The Mudcat Café TM
Thread #63856   Message #1040442
Posted By: greg stephens
23-Oct-03 - 11:40 AM
Thread Name: Creating modern traditional music
Subject: RE: Creating modern traditional music
"Why is Gypsy music not Hungarian, when does an immigrant music become part of the culture?".
   Good question, and one which can be political dynamite. Arguing on this topic has cost many people their jobs, their friends and their lives, if you take a look round various nationalist political hotspots of the past couple of centuries.

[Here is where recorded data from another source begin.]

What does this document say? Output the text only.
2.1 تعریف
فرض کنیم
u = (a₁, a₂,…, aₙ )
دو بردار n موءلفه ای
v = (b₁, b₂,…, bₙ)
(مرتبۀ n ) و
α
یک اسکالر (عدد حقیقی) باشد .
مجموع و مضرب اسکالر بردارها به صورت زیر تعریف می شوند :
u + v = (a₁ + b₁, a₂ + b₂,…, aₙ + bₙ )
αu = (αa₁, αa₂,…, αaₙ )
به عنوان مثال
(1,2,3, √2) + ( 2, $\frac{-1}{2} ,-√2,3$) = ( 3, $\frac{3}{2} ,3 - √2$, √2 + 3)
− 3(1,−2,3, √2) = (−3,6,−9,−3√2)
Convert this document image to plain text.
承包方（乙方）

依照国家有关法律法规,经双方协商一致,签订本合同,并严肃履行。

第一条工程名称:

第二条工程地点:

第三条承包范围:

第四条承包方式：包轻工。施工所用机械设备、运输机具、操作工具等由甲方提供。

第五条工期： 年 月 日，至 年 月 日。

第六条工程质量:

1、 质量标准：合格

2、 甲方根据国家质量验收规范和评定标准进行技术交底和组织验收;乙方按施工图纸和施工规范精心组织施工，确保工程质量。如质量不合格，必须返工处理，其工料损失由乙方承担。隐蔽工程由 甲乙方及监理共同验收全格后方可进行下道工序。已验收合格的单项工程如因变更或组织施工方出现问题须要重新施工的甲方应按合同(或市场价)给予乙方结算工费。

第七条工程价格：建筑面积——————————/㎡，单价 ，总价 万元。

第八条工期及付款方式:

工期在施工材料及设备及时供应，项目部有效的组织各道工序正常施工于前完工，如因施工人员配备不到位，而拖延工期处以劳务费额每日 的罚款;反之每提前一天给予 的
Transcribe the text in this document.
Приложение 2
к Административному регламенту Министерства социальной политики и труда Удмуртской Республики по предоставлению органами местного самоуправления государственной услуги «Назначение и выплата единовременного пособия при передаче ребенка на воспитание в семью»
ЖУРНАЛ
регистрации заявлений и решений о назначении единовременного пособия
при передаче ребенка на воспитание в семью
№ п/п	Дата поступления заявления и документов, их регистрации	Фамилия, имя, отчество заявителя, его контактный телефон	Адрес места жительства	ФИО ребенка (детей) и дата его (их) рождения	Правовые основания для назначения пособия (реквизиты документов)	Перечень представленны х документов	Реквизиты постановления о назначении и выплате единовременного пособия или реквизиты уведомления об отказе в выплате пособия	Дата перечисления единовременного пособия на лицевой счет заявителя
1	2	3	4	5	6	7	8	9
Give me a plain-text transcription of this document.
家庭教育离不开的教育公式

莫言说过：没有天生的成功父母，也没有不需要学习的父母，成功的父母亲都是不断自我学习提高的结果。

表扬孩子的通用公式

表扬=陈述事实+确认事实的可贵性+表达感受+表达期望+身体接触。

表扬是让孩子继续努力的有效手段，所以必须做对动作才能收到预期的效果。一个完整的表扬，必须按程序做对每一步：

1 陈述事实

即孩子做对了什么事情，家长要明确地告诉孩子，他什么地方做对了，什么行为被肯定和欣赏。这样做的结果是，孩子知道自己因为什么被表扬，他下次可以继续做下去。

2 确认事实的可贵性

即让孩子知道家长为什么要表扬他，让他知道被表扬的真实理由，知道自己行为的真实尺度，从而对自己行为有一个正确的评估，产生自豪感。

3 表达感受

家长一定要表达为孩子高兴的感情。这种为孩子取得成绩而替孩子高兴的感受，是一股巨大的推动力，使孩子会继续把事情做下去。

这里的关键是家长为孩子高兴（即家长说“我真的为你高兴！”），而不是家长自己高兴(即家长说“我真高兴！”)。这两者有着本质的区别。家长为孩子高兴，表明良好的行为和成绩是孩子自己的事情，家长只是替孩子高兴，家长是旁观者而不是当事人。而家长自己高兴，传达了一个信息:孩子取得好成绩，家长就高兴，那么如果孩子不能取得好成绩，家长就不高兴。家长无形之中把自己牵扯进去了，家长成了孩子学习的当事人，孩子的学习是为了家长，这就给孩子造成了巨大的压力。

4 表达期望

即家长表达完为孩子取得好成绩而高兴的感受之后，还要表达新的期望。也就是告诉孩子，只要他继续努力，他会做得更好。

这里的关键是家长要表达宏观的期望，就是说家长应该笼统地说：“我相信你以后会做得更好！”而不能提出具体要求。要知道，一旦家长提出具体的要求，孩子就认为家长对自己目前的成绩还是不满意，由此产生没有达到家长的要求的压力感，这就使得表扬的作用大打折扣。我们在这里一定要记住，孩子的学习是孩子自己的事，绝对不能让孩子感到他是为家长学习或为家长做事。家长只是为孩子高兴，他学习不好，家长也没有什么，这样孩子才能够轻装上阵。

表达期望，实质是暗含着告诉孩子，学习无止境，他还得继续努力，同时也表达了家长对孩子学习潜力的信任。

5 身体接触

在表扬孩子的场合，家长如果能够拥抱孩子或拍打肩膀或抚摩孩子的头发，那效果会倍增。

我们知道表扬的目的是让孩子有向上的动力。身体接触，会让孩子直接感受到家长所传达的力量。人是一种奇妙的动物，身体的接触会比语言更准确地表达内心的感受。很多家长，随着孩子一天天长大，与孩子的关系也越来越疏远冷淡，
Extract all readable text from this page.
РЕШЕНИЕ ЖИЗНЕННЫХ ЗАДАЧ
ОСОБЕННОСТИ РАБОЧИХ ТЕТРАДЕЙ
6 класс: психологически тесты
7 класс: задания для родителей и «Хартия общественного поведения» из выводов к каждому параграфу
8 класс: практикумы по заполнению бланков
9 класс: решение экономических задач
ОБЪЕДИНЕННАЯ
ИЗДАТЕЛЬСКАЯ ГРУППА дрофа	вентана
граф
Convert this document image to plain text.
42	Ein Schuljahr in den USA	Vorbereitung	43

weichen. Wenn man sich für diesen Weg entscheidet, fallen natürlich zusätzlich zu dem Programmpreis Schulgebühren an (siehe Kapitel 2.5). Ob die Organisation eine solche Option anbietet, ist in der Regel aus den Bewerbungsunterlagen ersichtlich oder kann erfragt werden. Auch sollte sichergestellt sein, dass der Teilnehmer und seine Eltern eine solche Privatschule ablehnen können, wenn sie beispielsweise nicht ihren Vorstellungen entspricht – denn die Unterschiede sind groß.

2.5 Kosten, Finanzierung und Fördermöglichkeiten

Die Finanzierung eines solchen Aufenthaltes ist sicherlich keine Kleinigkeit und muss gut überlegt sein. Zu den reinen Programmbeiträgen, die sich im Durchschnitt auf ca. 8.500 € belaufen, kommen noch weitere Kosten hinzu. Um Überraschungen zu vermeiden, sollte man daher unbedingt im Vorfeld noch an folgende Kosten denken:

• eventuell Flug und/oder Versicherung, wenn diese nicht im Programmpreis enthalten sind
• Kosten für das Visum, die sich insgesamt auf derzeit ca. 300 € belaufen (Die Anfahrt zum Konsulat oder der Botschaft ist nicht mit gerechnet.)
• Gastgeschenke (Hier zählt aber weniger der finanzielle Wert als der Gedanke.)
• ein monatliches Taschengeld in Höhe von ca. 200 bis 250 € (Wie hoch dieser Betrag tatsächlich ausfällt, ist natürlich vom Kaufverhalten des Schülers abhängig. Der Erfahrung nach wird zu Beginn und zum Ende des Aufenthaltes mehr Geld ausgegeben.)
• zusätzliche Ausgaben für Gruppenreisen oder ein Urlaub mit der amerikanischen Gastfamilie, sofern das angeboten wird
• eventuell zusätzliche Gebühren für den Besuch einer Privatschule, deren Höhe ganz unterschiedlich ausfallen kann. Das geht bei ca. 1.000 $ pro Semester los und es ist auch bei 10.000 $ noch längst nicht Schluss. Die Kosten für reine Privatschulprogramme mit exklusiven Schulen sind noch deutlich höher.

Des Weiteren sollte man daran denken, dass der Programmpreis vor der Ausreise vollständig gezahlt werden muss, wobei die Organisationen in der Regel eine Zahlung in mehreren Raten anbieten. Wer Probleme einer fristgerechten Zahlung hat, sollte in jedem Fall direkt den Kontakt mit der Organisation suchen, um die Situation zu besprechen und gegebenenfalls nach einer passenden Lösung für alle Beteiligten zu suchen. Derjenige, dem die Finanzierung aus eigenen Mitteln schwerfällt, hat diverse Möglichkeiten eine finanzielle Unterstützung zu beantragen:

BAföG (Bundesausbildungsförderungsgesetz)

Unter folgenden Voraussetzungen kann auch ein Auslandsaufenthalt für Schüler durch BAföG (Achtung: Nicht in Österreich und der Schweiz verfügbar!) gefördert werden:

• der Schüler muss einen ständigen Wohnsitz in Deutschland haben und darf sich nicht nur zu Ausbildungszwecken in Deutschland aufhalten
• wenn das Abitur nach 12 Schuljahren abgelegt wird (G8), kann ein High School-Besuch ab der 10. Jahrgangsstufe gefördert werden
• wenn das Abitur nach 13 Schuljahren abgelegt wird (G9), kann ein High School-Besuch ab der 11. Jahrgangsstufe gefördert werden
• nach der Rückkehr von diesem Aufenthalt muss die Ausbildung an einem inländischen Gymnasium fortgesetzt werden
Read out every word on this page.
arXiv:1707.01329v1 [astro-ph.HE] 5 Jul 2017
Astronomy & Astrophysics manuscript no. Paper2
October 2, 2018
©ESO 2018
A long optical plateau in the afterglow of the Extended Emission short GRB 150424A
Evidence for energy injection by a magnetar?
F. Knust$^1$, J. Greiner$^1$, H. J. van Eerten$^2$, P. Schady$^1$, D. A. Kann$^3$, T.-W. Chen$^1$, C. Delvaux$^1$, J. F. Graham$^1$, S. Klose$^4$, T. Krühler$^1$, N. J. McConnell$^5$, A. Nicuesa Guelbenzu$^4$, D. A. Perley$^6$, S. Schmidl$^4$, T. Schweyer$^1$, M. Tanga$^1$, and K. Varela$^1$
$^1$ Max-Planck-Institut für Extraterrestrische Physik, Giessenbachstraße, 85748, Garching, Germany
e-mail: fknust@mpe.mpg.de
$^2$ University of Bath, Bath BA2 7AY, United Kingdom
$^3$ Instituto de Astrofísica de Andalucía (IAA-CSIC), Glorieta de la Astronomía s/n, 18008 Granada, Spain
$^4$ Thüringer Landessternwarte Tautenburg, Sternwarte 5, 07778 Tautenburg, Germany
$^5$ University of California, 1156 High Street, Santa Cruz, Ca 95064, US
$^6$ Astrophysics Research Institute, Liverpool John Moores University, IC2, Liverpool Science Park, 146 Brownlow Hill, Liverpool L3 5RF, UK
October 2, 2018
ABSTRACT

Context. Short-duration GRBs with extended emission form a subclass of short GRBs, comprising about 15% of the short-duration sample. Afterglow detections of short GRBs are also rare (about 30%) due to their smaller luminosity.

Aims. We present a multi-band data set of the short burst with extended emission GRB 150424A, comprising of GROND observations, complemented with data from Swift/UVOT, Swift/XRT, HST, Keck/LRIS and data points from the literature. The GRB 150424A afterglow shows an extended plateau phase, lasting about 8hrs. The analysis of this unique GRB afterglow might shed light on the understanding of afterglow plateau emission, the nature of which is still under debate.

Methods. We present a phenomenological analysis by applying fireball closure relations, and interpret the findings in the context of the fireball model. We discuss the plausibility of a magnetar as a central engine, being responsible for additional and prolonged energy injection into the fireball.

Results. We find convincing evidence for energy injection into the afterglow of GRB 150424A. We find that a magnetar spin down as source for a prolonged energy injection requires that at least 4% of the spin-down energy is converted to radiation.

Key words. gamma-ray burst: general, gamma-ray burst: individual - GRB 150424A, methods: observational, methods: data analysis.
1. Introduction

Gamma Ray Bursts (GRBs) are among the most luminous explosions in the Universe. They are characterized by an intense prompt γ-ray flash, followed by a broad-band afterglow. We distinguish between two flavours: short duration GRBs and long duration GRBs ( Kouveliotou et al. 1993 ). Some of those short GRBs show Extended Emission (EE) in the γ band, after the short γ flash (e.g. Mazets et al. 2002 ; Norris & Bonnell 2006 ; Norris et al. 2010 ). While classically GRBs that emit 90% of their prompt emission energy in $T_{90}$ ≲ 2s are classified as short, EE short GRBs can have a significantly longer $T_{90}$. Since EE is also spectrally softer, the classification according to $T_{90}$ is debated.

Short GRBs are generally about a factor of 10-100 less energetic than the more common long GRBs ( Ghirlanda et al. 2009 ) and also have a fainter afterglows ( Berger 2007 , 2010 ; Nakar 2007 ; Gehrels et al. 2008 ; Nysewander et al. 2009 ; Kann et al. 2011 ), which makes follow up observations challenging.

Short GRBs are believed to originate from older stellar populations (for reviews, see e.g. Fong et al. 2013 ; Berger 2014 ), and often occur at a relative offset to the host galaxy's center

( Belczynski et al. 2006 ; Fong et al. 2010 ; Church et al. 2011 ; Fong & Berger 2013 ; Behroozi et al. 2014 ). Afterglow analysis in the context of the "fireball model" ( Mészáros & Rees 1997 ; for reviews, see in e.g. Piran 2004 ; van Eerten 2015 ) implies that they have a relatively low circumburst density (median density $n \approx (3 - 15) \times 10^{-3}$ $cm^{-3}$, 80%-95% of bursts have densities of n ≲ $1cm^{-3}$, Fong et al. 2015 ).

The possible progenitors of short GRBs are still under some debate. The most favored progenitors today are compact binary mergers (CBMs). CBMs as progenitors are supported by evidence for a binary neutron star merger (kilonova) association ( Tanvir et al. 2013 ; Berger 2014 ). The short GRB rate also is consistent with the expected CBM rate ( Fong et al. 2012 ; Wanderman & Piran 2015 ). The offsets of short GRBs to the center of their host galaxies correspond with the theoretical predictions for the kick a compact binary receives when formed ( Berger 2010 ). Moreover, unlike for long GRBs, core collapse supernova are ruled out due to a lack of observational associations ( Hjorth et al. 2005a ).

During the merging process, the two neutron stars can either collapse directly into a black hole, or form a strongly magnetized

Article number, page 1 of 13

   I've made no study of Hungarian gypsy music, so I won't try to answer directly. But from what I have looked at, my opinion is that for immigrant music to be considered part of the culture of the new(host) country (as in "traditional culture"), it's got to have changed. Not assimilated necessarily, or even fused particularly, but it must have changed. So cajun music, for example, is unquestionably Louisiana American music, even though it remains distinct, and is sung in French. It is obviously American, because there's nothing like it in France. But recently arrived ethnic immigrant music, sung to bolster identity or whatever, doesnt seem to qualify as part of the traditional culture of the new country till it's bedded in and started to mould itself a little. Flying Morris Dancers to the South Pole wouldnt make it Antarctic Dancing. They'd have to live there a while, change the steps, modify costumes etc, before they qualified.